Title: Toward a model of grammaticality judgments
Author: Markus Bader
Email: click here TO access email
Institution: Johann Wolfgang Goethe Universität Frankfurt am Main
Author: Jana Häussler
Institution: Universität Konstanz
Linguistic Field: Cognitive Science; Psycholinguistics
Abstract: This paper presents three experiments that investigate the relationship between gradient and binary judgments of grammaticality. In the first two experiments, two different groups of participants judged sentences by the method of magnitude estimation and by the method of speeded grammaticality judgments in a single session. The two experiments involved identical sentence materials but they differed in the order in which the two procedures were applied.
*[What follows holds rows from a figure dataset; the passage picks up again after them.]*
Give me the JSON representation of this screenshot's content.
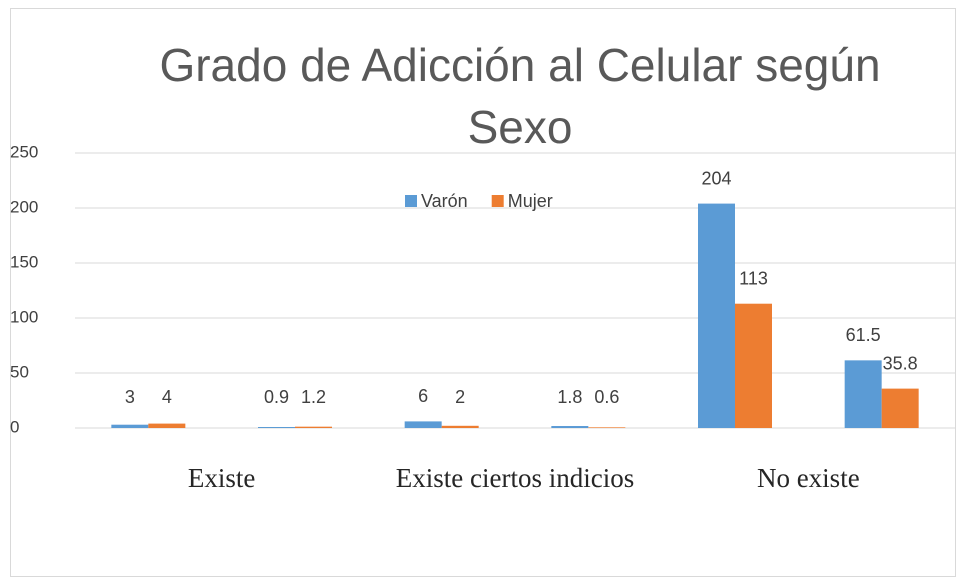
{
  "chart_data": {
    "type": "bar",
    "title": "Grado de Adicción al Celular según Sexo",
    "categories": [
      "Existe",
      null,
      "Existe ciertos indicios",
      null,
      "No existe",
      null
    ],
    "series": [
      {
        "name": "Varón",
        "color": "#5b9bd5",
        "values": [
          3,
          0.9,
          6,
          1.8,
          204,
          61.5
        ]
      },
      {
        "name": "Mujer",
        "color": "#ed7d31",
        "values": [
          4,
          1.2,
          2,
          0.6,
          113,
          35.8
        ]
      }
    ],
    "ylim": [
      0,
      250
    ],
    "yticks": [
      0,
      50,
      100,
      150,
      200,
      250
    ],
    "grid": true,
    "legend": "top"
  }
}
The results show a high correlation between the magnitude estimation data and the speeded grammaticality judgments data, both within a session and across the two sessions. The third experiment was a questionnaire study in which participants judged the same sentences as either grammatical or ungrammatical without time pressure. This experiment yielded results quite similar to those of the other two experiments. Thus gradient and binary judgments both provide valuable and reliable sources for linguistic theory when assessed in an experimentally controlled way. We present a model based on Signal Detection Theory which specifies how gradient grammaticality scores are mapped to binary grammaticality judgments. Finally, we compare our experimental results to existing corpus data in order to inquire into the relationship between grammaticality and frequency of usage.